Lutter contre la criminalité forestière pour sauver le climat

Un parc national au Brésil, le 30 janvier 2011 [Yasuyoshi Chiba / AFP/Archives] Un parc national au Brésil, le 30 janvier 2011 [Yasuyoshi Chiba / AFP/Archives]

La déforestation illégale, qui prospère et représente jusqu'à 90% du commerce de bois dans les pays tropicaux, risque de réduire à néant les efforts déployés pour sauver la forêt, outil crucial de régulation du climat, avertissent jeudi l'ONU et Interpol dans un rapport.

Et cette activité, imputable jusqu'à 90% au "crime organisé", est devenue de plus en plus sophistiquée.

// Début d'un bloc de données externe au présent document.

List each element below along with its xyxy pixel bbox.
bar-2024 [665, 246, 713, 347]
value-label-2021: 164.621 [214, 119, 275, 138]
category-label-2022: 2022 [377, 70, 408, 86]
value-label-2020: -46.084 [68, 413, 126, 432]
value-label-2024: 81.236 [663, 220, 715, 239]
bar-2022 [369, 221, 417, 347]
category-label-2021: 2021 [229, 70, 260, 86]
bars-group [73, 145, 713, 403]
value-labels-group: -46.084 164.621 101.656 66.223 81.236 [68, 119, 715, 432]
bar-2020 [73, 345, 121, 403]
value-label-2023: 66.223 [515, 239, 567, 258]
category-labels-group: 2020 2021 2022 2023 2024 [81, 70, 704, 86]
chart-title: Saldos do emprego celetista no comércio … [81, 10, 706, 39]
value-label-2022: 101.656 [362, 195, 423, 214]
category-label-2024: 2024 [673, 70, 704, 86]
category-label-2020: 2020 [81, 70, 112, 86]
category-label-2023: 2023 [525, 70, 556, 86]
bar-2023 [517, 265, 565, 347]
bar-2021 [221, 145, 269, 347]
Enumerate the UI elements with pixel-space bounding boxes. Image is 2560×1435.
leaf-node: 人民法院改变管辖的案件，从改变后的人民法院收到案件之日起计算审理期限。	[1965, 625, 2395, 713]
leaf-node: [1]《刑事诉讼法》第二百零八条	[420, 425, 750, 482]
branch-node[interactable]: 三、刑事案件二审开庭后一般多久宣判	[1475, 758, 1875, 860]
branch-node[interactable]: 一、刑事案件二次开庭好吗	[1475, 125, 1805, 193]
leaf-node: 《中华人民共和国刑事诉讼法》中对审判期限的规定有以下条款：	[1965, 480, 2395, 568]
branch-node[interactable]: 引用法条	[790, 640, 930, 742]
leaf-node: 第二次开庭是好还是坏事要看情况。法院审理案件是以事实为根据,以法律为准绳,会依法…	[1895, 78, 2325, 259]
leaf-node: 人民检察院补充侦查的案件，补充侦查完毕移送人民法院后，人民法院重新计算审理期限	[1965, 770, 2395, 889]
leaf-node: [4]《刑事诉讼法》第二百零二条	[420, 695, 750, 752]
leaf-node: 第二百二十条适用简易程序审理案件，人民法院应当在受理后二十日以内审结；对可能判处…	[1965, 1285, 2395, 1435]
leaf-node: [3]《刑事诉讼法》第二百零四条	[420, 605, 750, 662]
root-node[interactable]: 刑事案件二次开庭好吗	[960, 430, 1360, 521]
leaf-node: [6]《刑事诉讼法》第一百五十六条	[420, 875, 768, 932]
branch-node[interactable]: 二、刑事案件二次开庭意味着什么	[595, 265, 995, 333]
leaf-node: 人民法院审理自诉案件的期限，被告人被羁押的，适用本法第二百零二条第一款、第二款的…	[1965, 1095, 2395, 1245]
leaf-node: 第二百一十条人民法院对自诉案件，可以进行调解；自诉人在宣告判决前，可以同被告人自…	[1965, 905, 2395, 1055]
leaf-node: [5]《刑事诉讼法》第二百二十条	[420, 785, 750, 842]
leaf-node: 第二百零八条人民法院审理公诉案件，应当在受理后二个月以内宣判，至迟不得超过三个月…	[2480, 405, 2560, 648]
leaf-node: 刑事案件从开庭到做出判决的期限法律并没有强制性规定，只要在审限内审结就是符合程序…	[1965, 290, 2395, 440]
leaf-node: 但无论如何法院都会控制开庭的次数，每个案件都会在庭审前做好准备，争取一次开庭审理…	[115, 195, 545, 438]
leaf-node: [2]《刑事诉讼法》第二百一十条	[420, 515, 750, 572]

"Si la déforestation illégale ne peut pas être contrôlée, inévitablement les efforts de la communauté internationale pour réduire et compenser les émissions de carbone seront réduites à néant", écrivent le Programme des Nations unies pour l'environnement (PNUE) et l'organisation policière internationale.

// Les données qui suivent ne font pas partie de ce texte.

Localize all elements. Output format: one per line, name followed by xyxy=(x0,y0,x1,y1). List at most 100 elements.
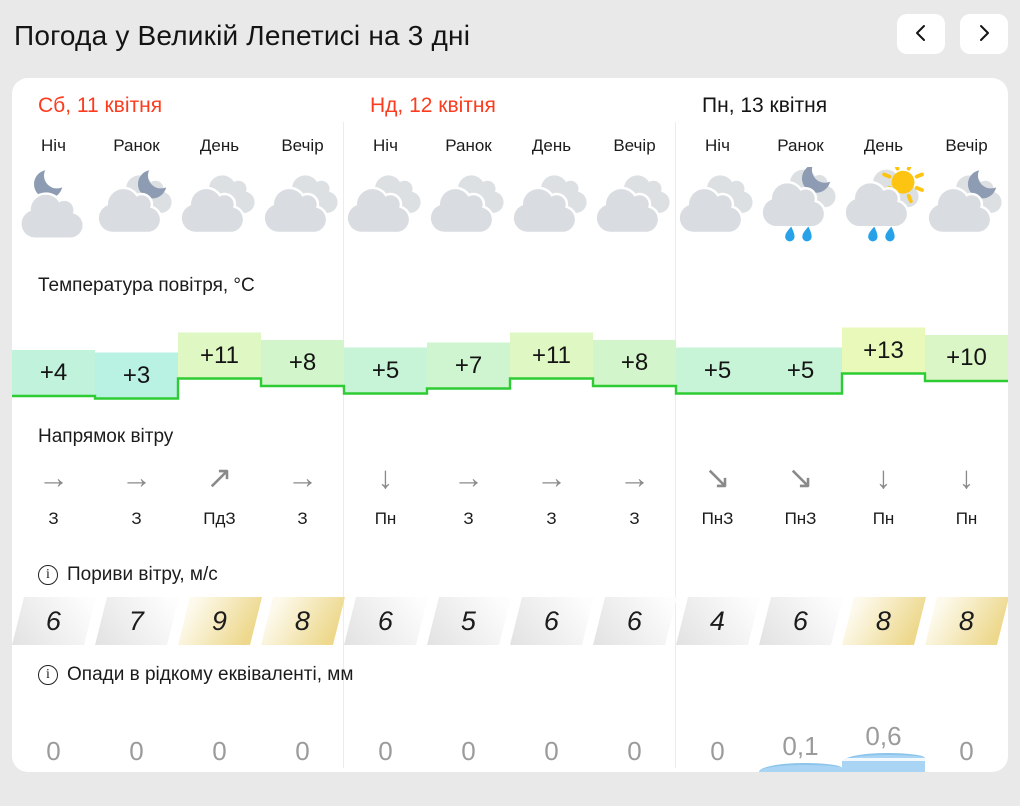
wind-arrow-icon: ↘ xyxy=(787,460,814,495)
gust-value: 6 xyxy=(626,605,643,636)
gust-block: 9 xyxy=(177,597,262,645)
wind-gusts-row: 6 7 9 8 6 5 6 6 4 6 8 8 xyxy=(12,597,1008,645)
precip-value: 0 xyxy=(46,736,61,766)
wind-arrow-icon: → xyxy=(287,460,318,495)
time-of-day-label: День xyxy=(863,136,904,155)
page-header: Погода у Великій Лепетисі на 3 дні xyxy=(0,0,1020,65)
precip-cell: 0 xyxy=(178,687,261,772)
wind-section-text: Напрямок вітру xyxy=(38,426,174,447)
next-day-button[interactable] xyxy=(960,14,1008,54)
weather-clouds-moon-icon xyxy=(95,166,178,248)
gust-cell: 6 xyxy=(758,597,843,645)
gust-cell: 6 xyxy=(343,597,428,645)
gust-cell: 8 xyxy=(841,597,926,645)
gust-block: 6 xyxy=(592,597,677,645)
dates-row: Сб, 11 квітня Нд, 12 квітня Пн, 13 квітн… xyxy=(12,94,1008,122)
wind-direction-label: ПдЗ xyxy=(203,509,236,528)
weather-clouds-moon-rain-icon xyxy=(759,166,842,248)
temperature-value: +5 xyxy=(786,356,815,384)
precip-cell: 0 xyxy=(676,687,759,772)
gust-value: 6 xyxy=(377,605,394,636)
day-date: Нд, 12 квітня xyxy=(370,94,496,117)
wind-directions-row: З З ПдЗ З Пн З З З ПнЗ ПнЗ Пн Пн xyxy=(12,509,1008,533)
gusts-section-label: i Пориви вітру, м/с xyxy=(12,563,1008,587)
wind-section-label: Напрямок вітру xyxy=(12,425,1008,449)
wind-direction-label: З xyxy=(131,509,142,528)
wind-direction-label: З xyxy=(297,509,308,528)
precip-value: 0,6 xyxy=(865,721,902,751)
precip-cell: 0 xyxy=(344,687,427,772)
precip-cell: 0,6 xyxy=(842,687,925,772)
info-icon[interactable]: i xyxy=(38,565,58,585)
wind-arrows-row: → → ↗ → ↓ → → → ↘ ↘ ↓ ↓ xyxy=(12,461,1008,497)
gust-block: 6 xyxy=(758,597,843,645)
temperature-value: +7 xyxy=(454,351,483,379)
weather-clouds-sun-rain-icon xyxy=(842,166,925,248)
temperature-value: +3 xyxy=(122,361,151,389)
gust-block: 8 xyxy=(841,597,926,645)
weather-clouds-icon xyxy=(510,166,593,248)
temperature-section-text: Температура повітря, °C xyxy=(38,275,255,296)
temperature-value: +5 xyxy=(371,356,400,384)
gust-block: 7 xyxy=(94,597,179,645)
weather-clouds-icon xyxy=(427,166,510,248)
gust-value: 8 xyxy=(958,605,975,636)
gust-cell: 6 xyxy=(509,597,594,645)
day-date: Сб, 11 квітня xyxy=(38,94,163,117)
wind-direction-label: З xyxy=(463,509,474,528)
gust-cell: 5 xyxy=(426,597,511,645)
time-of-day-label: День xyxy=(199,136,240,155)
wind-direction-label: ПнЗ xyxy=(701,509,734,528)
gust-block: 6 xyxy=(509,597,594,645)
day-date: Пн, 13 квітня xyxy=(702,94,828,117)
precipitation-row: 0 0 0 0 0 0 0 0 0 0,1 0,6 0 xyxy=(12,687,1008,772)
temperature-value: +10 xyxy=(946,344,987,371)
day-divider xyxy=(675,122,676,768)
weather-clouds-icon xyxy=(261,166,344,248)
wind-arrow-icon: ↓ xyxy=(377,460,394,495)
wind-direction-label: Пн xyxy=(872,509,895,528)
precip-value: 0 xyxy=(129,736,144,766)
chevron-right-icon xyxy=(976,24,992,45)
temperature-value: +4 xyxy=(39,359,68,386)
prev-day-button[interactable] xyxy=(897,14,945,54)
temperature-value: +5 xyxy=(703,356,732,384)
precip-value: 0 xyxy=(461,736,476,766)
chevron-left-icon xyxy=(913,24,929,45)
gust-block: 8 xyxy=(260,597,345,645)
gust-cell: 8 xyxy=(260,597,345,645)
temperature-section-label: Температура повітря, °C xyxy=(12,274,1008,298)
weather-icons-row xyxy=(12,166,1008,248)
wind-arrow-icon: → xyxy=(619,460,650,495)
temperature-chart-svg xyxy=(12,327,1008,400)
precip-value: 0 xyxy=(710,736,725,766)
temperature-value: +11 xyxy=(200,341,239,369)
gust-value: 9 xyxy=(211,605,228,636)
time-of-day-label: Ніч xyxy=(373,136,398,155)
precip-value: 0 xyxy=(627,736,642,766)
precip-value: 0 xyxy=(544,736,559,766)
time-of-day-label: Ранок xyxy=(445,136,492,155)
precip-cell: 0 xyxy=(510,687,593,772)
wind-arrow-icon: ↗ xyxy=(206,460,233,495)
gust-cell: 8 xyxy=(924,597,1008,645)
weather-clouds-icon xyxy=(593,166,676,248)
precip-bar xyxy=(842,753,925,772)
time-of-day-label: Вечір xyxy=(281,136,324,155)
wind-direction-label: З xyxy=(629,509,640,528)
temperature-value: +8 xyxy=(620,349,649,376)
forecast-card: Сб, 11 квітня Нд, 12 квітня Пн, 13 квітн… xyxy=(12,78,1008,772)
gust-value: 6 xyxy=(543,605,560,636)
gust-value: 6 xyxy=(792,605,809,636)
precip-cell: 0 xyxy=(427,687,510,772)
precip-cell: 0 xyxy=(12,687,95,772)
time-of-day-row: Ніч Ранок День Вечір Ніч Ранок День Вечір Ніч Ран… xyxy=(12,136,1008,160)
time-of-day-label: Ранок xyxy=(113,136,160,155)
info-icon[interactable]: i xyxy=(38,665,58,685)
temperature-value: +8 xyxy=(288,349,317,376)
gust-cell: 9 xyxy=(177,597,262,645)
time-of-day-label: Ранок xyxy=(777,136,824,155)
precip-cell: 0,1 xyxy=(759,687,842,772)
gust-cell: 6 xyxy=(592,597,677,645)
temperature-value: +13 xyxy=(863,336,904,364)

La lutte contre la déforestation est l'un des instruments clés de la lutte contre le changement climatique : les forêts, et en premier lieu les couverts tropicaux, sont des puits de CO2. Leur déboisement est à l'origine d'environ 17% des émissions globales de gaz à effet de serre.

 

Il ne reste qu'un dixième de la forêt primaire sur la surface du globe.

Le bois illégal représente de 10% à 30% du commerce mondial de bois, et de 50 à 90% dans les principaux pays tropicaux -bassin amazonien, bassin du Congo et l'Asie du Sud-Est, indique le texte.

La communauté internationale tente notamment de réduire la déforestation par le biais du mécanisme REDD+ (Réduction des émissions dues à la déforestation et la dégradation des forêts), destiné à fournir un appui financier aux pays qui s'abstiennent de déboiser.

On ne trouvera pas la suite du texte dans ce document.